おそらく法案が可決された場合、ニューヨーク州のようにビットライセンス制の導入が予測されます。このような制度が導入されると、銀行、ヘッジファンド、機関投資家がビットコインへの投資や国内での新たなビットコインビジネスが可能になると思われます。
新たな仮想通貨ユーザーの増加、テクノロジーの進歩、バーチャルエコノミーの活性化、諸外国の情勢によって、ビットコインだけではなくEthereum、Litecoin、MaidSafeCoinなど、600以上の仮想通貨の将来が期待されています。
中国
公式にはビットコインの所有が違法だとはされていません。ですが、金融機関や企業がビットコインを取引したり決済に利用したりするには、ある程度の制限があります。
個人投資家に関しては、ビットコインを禁止する法律がない上に、土地のような資産クラスには全体的に規制の厳しい投資環境があるので、中国の投資家によるビットコイン取引量は世界全体の70%を占め、ビットコイン取引所上位三つのうち、二つが中国にあります。
インド
ビットコイン経済において、インドは巨大なパワーを持つであろう国の一つといわれています。インドではITを得意とする人が多い、もう一つは国外在住のインド人が多いため、海外送金に利用できるという二つの理由があります。
2015年半ばの時点で、インドに5万人のビットコインのファンがおり、3万人はビットコインを実際に所有していると推定されています。
しかし2013年にインドの中央銀行は、ビットコインの取引がFEMA(外国為替管理法)の違反にあたるとして、ビットコインには後ろ向きで、結果として多くのビットコイン取引所が閉鎖しました。
その後、政府はよりビットコインを受け入れる方向に向かい、正式に法規制の整備を行う前に、ビットコインやその他の仮想通貨をきちんと理解したいと発言しています。
アメリカ合衆国
アメリカでは州ごとに金融の規制や法律が定められており、ビットコインへの対応もさまざまです。アメリカの中でもニューヨーク州とカリフォルニア州は規制に関して積極的です。過去12か月の間に規制に関してさまざまな動きがありました。ハイライトに目を向けてみましょう。
ニューヨーク州には一般にビットライセンスと呼ばれる規制があります。この規制は2015年の6月にNew York State Department of Financial Servicesという機関によって作られました。
ユニークな点はビットライセンスが他のテキサス州やバーモント州のような、すでにある法律を当てはめるのとは違うという点です。
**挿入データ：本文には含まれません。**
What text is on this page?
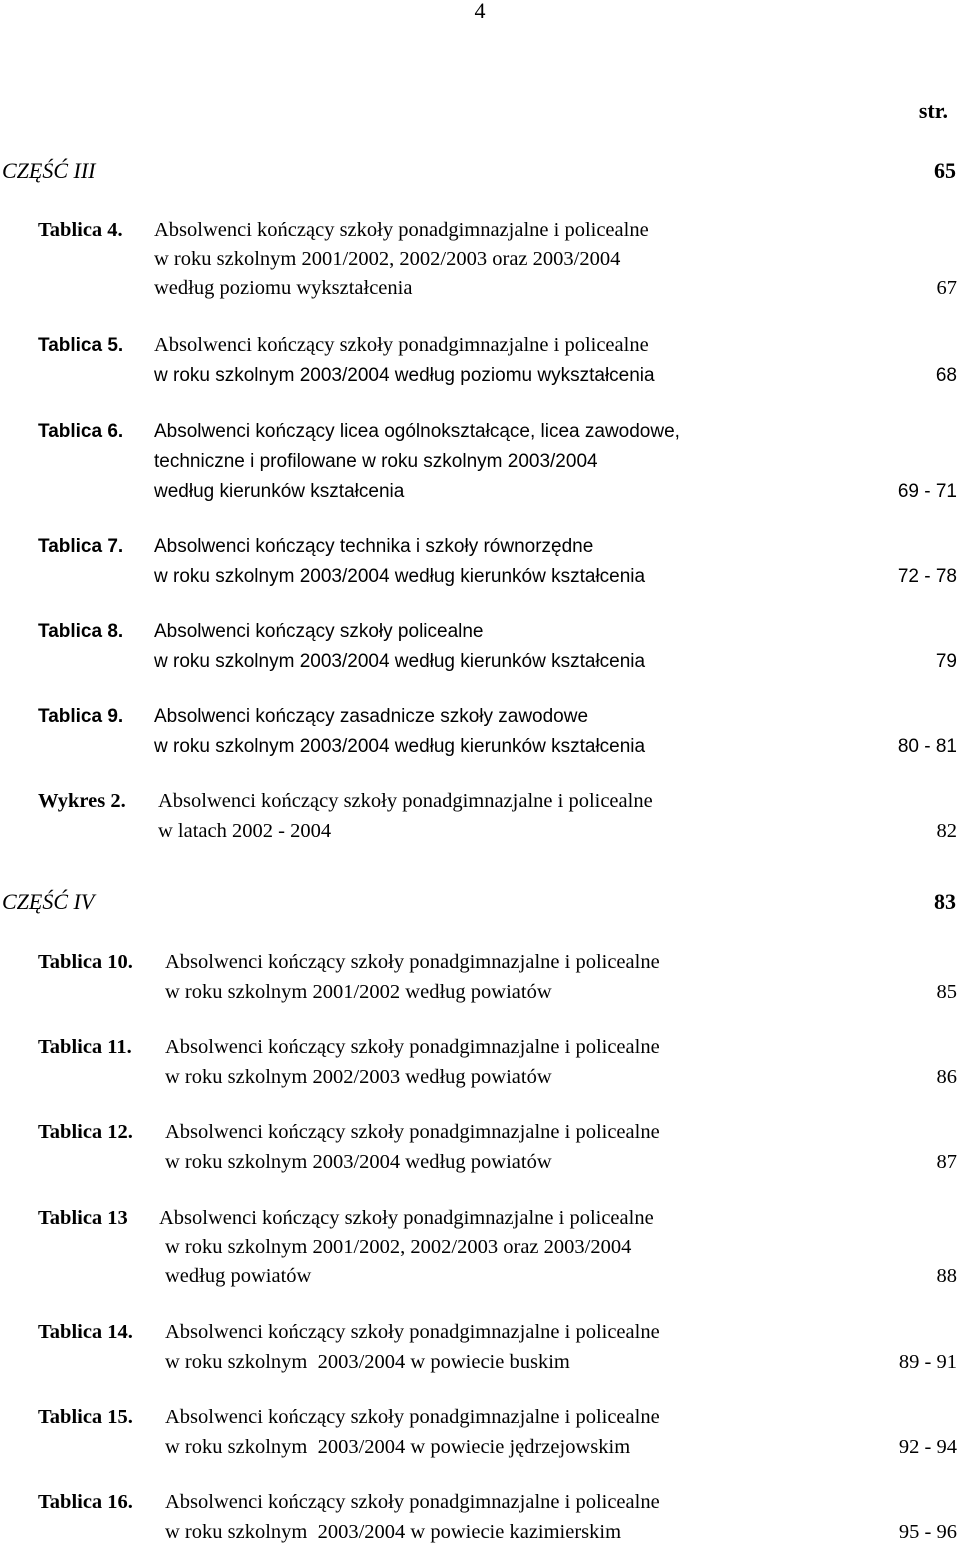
4
str.
CZĘŚĆ III	65
Tablica 4. Absolwenci kończący szkoły ponadgimnazjalne i policealne
w roku szkolnym 2001/2002, 2002/2003 oraz 2003/2004
według poziomu wykształcenia	67
Tablica 5. Absolwenci kończący szkoły ponadgimnazjalne i policealne
w roku szkolnym 2003/2004 według poziomu wykształcenia	68
Tablica 6. Absolwenci kończący licea ogólnokształcące, licea zawodowe,
techniczne i profilowane w roku szkolnym 2003/2004
według kierunków kształcenia	69 - 71
Tablica 7. Absolwenci kończący technika i szkoły równorzędne
w roku szkolnym 2003/2004 według kierunków kształcenia	72 - 78
Tablica 8. Absolwenci kończący szkoły policealne
w roku szkolnym 2003/2004 według kierunków kształcenia	79
Tablica 9. Absolwenci kończący zasadnicze szkoły zawodowe
w roku szkolnym 2003/2004 według kierunków kształcenia	80 - 81
Wykres 2. Absolwenci kończący szkoły ponadgimnazjalne i policealne
w latach 2002 - 2004	82
CZĘŚĆ IV	83
Tablica 10. Absolwenci kończący szkoły ponadgimnazjalne i policealne
w roku szkolnym 2001/2002 według powiatów	85
Tablica 11. Absolwenci kończący szkoły ponadgimnazjalne i policealne
w roku szkolnym 2002/2003 według powiatów	86
Tablica 12. Absolwenci kończący szkoły ponadgimnazjalne i policealne
w roku szkolnym 2003/2004 według powiatów	87
Tablica 13 Absolwenci kończący szkoły ponadgimnazjalne i policealne
w roku szkolnym 2001/2002, 2002/2003 oraz 2003/2004
według powiatów	88
Tablica 14. Absolwenci kończący szkoły ponadgimnazjalne i policealne
w roku szkolnym  2003/2004 w powiecie buskim	89 - 91
Tablica 15. Absolwenci kończący szkoły ponadgimnazjalne i policealne
w roku szkolnym  2003/2004 w powiecie jędrzejowskim	92 - 94
Tablica 16. Absolwenci kończący szkoły ponadgimnazjalne i policealne
w roku szkolnym  2003/2004 w powiecie kazimierskim	95 - 96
現在ニューヨークで営業を認められているビットコインの企業はitBitとGeminiです。
2015年の3月、カリフォルニア州では、ビットコインの企業はライセンスのガイドラインに従わなければならないという法案が提出されました。この法案は州議会を通過し、今年カリフォルニア上院に再提出されます。
昨年6月にはニュージャージーの立法機関にNew Jersey Digital Currency Jobs Creation Actという法案が提出されました。免許を取得するかわりにデジタル通貨を取り扱う企業として州に登録するものです。これを行うと企業側は大幅に減税を受けることができ、運営を素早く行うことができるインセンティブもあります。
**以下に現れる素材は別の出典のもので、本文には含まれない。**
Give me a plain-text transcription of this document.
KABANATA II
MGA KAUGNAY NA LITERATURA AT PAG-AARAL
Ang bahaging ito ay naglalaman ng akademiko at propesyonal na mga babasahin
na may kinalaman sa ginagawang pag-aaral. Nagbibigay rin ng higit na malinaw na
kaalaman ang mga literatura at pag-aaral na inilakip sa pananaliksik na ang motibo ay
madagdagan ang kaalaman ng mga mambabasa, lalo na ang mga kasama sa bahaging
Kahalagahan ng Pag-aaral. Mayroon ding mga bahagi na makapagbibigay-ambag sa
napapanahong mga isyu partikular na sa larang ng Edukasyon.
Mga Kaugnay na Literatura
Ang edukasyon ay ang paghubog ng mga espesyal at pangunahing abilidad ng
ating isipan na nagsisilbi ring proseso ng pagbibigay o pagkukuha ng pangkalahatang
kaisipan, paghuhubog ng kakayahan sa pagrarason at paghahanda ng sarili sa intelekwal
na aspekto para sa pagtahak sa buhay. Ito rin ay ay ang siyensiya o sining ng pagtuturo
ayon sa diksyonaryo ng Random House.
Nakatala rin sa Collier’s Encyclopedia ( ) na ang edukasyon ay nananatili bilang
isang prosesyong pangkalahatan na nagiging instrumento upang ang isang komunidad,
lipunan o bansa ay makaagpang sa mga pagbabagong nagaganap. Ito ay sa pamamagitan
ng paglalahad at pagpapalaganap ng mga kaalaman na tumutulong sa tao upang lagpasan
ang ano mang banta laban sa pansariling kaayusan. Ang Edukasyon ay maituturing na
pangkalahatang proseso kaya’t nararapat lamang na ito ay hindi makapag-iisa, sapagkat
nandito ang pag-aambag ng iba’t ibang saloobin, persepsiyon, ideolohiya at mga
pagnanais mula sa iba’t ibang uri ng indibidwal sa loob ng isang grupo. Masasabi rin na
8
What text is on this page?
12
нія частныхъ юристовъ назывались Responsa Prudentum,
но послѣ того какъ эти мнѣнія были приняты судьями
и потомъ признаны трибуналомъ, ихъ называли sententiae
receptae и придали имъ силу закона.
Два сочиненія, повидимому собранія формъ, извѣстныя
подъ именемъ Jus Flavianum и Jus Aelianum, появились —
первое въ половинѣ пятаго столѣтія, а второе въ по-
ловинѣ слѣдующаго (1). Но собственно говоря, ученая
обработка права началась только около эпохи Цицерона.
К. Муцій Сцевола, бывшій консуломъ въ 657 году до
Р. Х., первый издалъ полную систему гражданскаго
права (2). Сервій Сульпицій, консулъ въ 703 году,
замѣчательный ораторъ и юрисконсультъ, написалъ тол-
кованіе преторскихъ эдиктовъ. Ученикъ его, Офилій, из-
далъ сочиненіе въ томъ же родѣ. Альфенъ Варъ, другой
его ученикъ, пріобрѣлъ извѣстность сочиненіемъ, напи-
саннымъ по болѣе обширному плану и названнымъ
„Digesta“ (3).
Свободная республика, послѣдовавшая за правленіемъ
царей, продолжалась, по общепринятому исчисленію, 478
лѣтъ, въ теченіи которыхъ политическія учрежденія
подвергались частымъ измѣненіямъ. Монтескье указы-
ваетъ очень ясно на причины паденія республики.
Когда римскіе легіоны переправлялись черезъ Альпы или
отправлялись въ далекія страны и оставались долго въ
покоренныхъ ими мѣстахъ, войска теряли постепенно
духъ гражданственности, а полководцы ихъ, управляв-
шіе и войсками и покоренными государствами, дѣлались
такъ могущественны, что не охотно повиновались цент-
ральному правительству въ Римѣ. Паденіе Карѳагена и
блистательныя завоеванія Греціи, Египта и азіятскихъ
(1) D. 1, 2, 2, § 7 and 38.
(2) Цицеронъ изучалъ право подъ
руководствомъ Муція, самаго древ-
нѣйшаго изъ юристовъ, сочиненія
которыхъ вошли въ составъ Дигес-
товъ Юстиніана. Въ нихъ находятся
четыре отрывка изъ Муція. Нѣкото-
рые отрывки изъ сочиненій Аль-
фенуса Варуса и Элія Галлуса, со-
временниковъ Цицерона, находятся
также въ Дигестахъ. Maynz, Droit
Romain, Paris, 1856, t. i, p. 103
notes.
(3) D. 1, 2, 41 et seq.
9月には米国商品先物取引委員会が、ビットコインは同組織の監督対象となるコモディティだと発表しました。だからといってビットコインを通貨として見なすことができないというものではありませんが、特にビットコインの先物取引については同委員会が監督することになります。
南米
南アメリカ大陸の中では、アルゼンチンの企業が最も多くビットコインを受け入れています。
ブラジルも仮想通貨を受け入れており、2013年の10月にはビットコインを含む電子通貨やモバイル決済を正規化できる可能性が見える法律が成立しました。2015年の終わりには、ブラジル衆議院で公聴会が開かれ、中央銀行にデジタル通貨を監督させる法案について審議しています。
一方、エクアドルではビットコインが禁止されています。独自の電子通貨システムを構築しようと試みており、それを保護するためでしょう。
ヨーロッパ
欧州司法裁判所は、ビットコインの売上げには付加価値税がかからないと判決を下しています。ビットコインの取引は「通貨および法定通貨として使われる紙幣と貨幣に関する条項により付加価値税を免除される」と発表しています。
この判決によってビットコインはお金として扱われることになり、ヨーロッパでのイメージと人気は、より強固なものになりました。
ロシア
仮想通貨に対し寛容な姿勢の国は少なく、むしろ反感的な国も多いのが現状です。ロシア政府もその一つです。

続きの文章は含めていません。